Absolutely not! In fact, those of you who are driving non-hybrid cars have likely put more thought into the subject than those who have purchased a hybrid. You see, hybrid cars are not for everyone, although for me, purchasing one made a lot of sense.

There are lots of reasons people come up with to justify the purchase of a hybrid. The foremost reason most people use is to save money! That sounds great, but its generally not true. You see, hybrid cars often cost 15% more than a similarly equipped non-hybrid. The more expensive the base price of the car, the proportionately more expensive its hybrid version will be. Yes, you may save money on gas in the long run, but if you don’t drive far or often, you’ll likely spend more money buying the car than you will save on gas over the vehicle’s lifetime.

This price premium for hybrid cars is part of the reason that the US government implemented a tax break for early adopters of hybrids, in order to bring down the total cost of purchase long enough that demand for hybrids would skyrocket, bringing the price of a hybrid closer to its pure gasoline cousin. These tax breaks were for a limited time only and for many of the most popular models on the market have expired long ago. Yet the initial price difference remains, despite the large number of hybrid vehicles sold.

Its not just the initial outlay that is more expensive; hybrids have newer, less tested technology and more of it. This not only increases the upfront costs, but it means you have more care to maintain over the life of the vehicle as well. The batteries can fail, the electronics can short-circuit and the electric motors can die. Hybrids are more complex and thus require specially trained technicians to repair them.

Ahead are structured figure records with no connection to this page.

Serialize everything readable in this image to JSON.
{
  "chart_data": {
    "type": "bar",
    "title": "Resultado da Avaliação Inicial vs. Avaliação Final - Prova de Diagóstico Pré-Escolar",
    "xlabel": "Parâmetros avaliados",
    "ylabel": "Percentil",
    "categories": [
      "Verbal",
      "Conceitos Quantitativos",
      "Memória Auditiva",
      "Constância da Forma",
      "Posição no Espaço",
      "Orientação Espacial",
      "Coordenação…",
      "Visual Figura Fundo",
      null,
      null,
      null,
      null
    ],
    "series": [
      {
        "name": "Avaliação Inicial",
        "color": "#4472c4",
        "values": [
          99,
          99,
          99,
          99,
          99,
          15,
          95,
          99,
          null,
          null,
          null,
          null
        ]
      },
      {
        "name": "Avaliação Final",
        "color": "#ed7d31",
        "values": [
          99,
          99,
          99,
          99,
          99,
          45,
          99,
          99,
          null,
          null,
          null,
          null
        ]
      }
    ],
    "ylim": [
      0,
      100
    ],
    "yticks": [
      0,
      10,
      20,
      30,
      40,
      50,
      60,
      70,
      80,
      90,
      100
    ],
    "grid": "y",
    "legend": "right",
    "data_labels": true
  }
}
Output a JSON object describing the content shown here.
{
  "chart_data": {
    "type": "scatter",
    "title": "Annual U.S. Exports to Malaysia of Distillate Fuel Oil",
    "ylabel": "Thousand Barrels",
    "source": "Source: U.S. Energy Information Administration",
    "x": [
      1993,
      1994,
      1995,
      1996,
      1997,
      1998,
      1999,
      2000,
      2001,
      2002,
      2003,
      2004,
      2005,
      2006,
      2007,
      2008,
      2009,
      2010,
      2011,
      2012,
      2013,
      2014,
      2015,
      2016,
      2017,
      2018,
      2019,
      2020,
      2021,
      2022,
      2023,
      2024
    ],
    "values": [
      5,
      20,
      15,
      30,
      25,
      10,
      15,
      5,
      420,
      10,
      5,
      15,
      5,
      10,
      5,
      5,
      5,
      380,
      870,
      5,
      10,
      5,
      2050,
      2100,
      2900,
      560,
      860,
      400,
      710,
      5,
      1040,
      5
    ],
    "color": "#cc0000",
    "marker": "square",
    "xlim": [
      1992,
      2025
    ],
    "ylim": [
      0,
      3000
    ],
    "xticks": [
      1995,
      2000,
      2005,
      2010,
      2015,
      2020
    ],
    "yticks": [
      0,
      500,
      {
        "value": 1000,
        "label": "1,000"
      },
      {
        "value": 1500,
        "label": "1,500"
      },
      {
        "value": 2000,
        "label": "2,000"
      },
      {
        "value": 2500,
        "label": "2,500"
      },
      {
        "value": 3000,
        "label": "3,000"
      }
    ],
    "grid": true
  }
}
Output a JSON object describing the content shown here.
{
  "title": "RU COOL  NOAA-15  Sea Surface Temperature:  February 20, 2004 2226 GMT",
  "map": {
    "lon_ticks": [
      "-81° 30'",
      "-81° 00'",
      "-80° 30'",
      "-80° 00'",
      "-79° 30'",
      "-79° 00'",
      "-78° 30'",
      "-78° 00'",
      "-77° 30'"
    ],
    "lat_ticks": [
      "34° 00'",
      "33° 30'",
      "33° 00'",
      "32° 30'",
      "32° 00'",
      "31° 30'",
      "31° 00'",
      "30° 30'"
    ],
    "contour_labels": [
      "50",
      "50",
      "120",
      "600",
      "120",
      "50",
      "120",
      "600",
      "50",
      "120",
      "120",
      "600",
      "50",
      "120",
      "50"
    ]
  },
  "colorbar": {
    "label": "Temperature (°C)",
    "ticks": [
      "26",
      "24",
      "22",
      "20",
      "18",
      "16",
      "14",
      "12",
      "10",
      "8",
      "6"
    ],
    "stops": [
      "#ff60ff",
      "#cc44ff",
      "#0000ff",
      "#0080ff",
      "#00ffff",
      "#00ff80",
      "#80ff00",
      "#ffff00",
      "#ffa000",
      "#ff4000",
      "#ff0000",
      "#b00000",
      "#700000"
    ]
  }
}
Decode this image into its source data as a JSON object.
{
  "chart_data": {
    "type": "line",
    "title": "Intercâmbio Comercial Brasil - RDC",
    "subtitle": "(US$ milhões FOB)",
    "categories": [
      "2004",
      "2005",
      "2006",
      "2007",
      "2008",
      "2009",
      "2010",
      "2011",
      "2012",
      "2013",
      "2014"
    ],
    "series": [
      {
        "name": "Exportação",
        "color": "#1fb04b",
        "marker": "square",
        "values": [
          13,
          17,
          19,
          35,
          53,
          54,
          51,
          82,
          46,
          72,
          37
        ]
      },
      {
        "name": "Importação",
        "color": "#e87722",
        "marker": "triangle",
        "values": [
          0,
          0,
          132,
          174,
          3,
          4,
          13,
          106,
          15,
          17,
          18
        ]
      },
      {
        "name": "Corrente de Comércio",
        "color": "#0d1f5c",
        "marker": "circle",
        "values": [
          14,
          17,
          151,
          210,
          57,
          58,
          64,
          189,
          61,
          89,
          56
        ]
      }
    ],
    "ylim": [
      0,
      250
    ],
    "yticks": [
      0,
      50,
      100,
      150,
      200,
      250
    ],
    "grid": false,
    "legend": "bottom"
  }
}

Price isn’t the only argument people use to justify purchasing a hybrid. Some people believe that they are being environmentally friendly by purchasing a hybrid vehicle, but what they don’t know is that those additional components, the circuitry, battery and electric motors, often require far more pollutants to be released into the environment than all the pollutants not emitted from the gasoline they don’t use. These components can be toxic to, difficult to locate and extract from the earth and difficult to dispose of once their useful life is spent.

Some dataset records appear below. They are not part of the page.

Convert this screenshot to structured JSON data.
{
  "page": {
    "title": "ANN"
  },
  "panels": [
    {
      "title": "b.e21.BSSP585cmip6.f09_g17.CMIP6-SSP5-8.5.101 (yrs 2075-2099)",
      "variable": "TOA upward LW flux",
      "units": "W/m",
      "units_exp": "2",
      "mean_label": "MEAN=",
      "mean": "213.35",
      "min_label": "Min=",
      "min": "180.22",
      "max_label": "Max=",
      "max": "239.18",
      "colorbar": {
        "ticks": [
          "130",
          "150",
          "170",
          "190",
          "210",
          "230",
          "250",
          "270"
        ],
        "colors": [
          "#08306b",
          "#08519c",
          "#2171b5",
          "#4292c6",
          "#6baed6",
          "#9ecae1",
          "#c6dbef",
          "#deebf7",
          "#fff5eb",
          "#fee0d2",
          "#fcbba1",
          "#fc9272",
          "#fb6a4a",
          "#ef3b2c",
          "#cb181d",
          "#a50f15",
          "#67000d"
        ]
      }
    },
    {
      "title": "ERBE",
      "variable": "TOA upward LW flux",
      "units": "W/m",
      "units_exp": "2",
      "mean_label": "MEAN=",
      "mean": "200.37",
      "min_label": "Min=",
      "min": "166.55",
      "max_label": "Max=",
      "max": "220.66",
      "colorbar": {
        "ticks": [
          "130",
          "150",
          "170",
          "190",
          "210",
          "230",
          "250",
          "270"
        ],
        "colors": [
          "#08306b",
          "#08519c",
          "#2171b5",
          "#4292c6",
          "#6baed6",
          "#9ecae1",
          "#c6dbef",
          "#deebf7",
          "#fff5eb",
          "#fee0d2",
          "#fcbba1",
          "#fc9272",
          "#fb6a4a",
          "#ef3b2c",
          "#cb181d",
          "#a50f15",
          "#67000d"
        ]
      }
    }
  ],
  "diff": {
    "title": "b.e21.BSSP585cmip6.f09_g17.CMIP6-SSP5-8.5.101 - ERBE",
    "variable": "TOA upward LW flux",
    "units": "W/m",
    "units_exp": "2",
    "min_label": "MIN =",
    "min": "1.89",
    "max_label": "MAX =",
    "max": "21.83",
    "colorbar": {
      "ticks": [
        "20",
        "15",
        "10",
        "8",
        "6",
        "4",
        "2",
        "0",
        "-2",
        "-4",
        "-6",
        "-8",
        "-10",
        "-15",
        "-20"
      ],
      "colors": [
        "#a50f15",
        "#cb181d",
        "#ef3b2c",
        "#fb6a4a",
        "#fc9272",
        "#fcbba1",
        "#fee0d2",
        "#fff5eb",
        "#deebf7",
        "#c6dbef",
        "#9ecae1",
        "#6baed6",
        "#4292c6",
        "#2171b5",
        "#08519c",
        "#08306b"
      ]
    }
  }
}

Given all of that, why would I entitle this speech, “I think, therefore I Hybrid”? Doesn’t it sound like I just made a solid argument against purchasing one? It honestly all depends on how you plan on using the car. For me, I drive over 100 miles every day I commute. My 2006 Honda Civic Hybrid gets 40mpg on that trip where my 1997 Toyota Camry only did 25mpg. That’s a huge improvement. Not only that, I purchased the car used and paid less for it than most people would a non-hybrid model from the same year. Add to that the fact that I can do most of my own repair and maintenance work and the hybrid ends up being a great deal for me.

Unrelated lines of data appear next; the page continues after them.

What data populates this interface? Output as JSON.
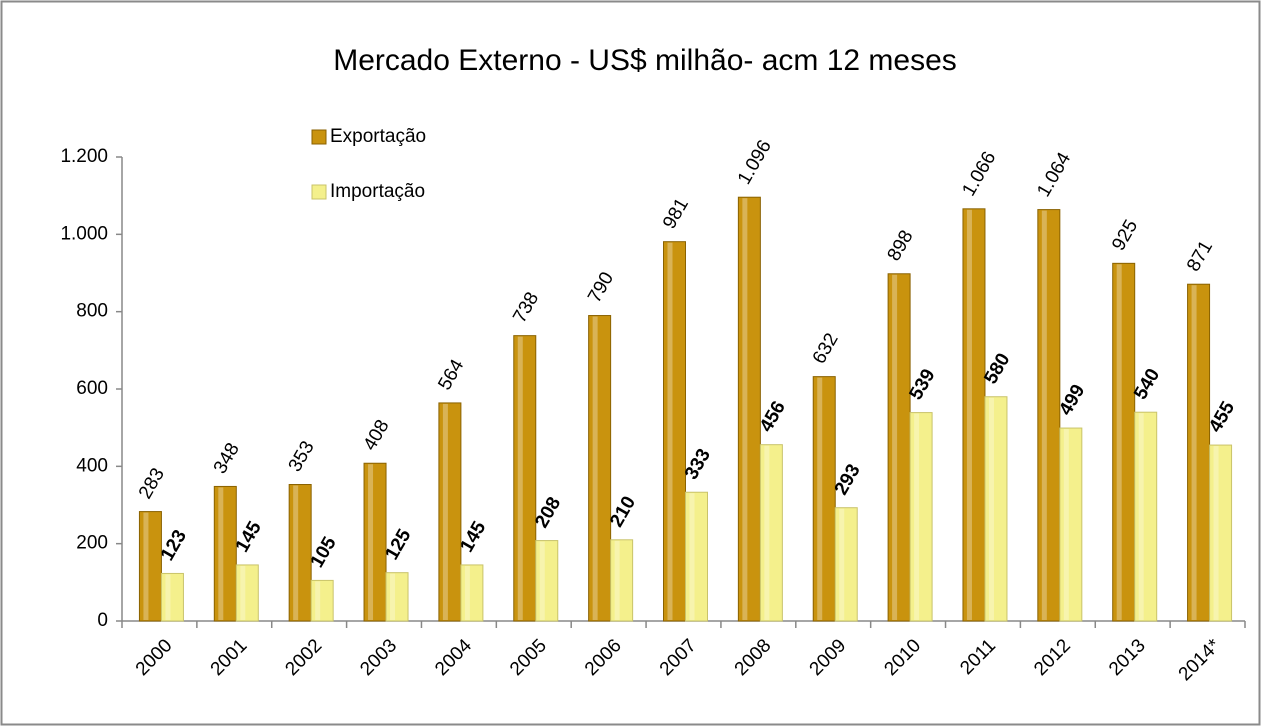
{
  "chart_data": {
    "type": "bar",
    "title": "Mercado Externo - US$ milhão- acm 12 meses",
    "categories": [
      "2000",
      "2001",
      "2002",
      "2003",
      "2004",
      "2005",
      "2006",
      "2007",
      "2008",
      "2009",
      "2010",
      "2011",
      "2012",
      "2013",
      "2014*"
    ],
    "series": [
      {
        "name": "Exportação",
        "color": "#c9930e",
        "values": [
          283,
          348,
          353,
          408,
          564,
          738,
          790,
          981,
          1096,
          632,
          898,
          1066,
          1064,
          925,
          871
        ],
        "value_labels": [
          "283",
          "348",
          "353",
          "408",
          "564",
          "738",
          "790",
          "981",
          "1.096",
          "632",
          "898",
          "1.066",
          "1.064",
          "925",
          "871"
        ]
      },
      {
        "name": "Importação",
        "color": "#f4f08c",
        "values": [
          123,
          145,
          105,
          125,
          145,
          208,
          210,
          333,
          456,
          293,
          539,
          580,
          499,
          540,
          455
        ]
      }
    ],
    "ylim": [
      0,
      1200
    ],
    "yticks": [
      0,
      200,
      400,
      600,
      800,
      {
        "value": 1000,
        "label": "1.000"
      },
      {
        "value": 1200,
        "label": "1.200"
      }
    ],
    "grid": false,
    "legend": "top-left"
  }
}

But that is my situation and my situation is not your situation. If you drive only short distances, have a newer car that already gets decent gas mileage, then trading it in for a hybrid is likely a bad deal and you should just stick with what you have.

My advice to you when considering the purchase of a hybrid is to think it through and don’t purchase because you think you’ll save lots of money or save the environment. If either of those two is your goal, ride a bicycle. But if you want a good car and can find the right hybrid to replace that old gas guzzler that is about to fall apart, you might just find yourself sold on these little electric wonders, just as I have been sold on them.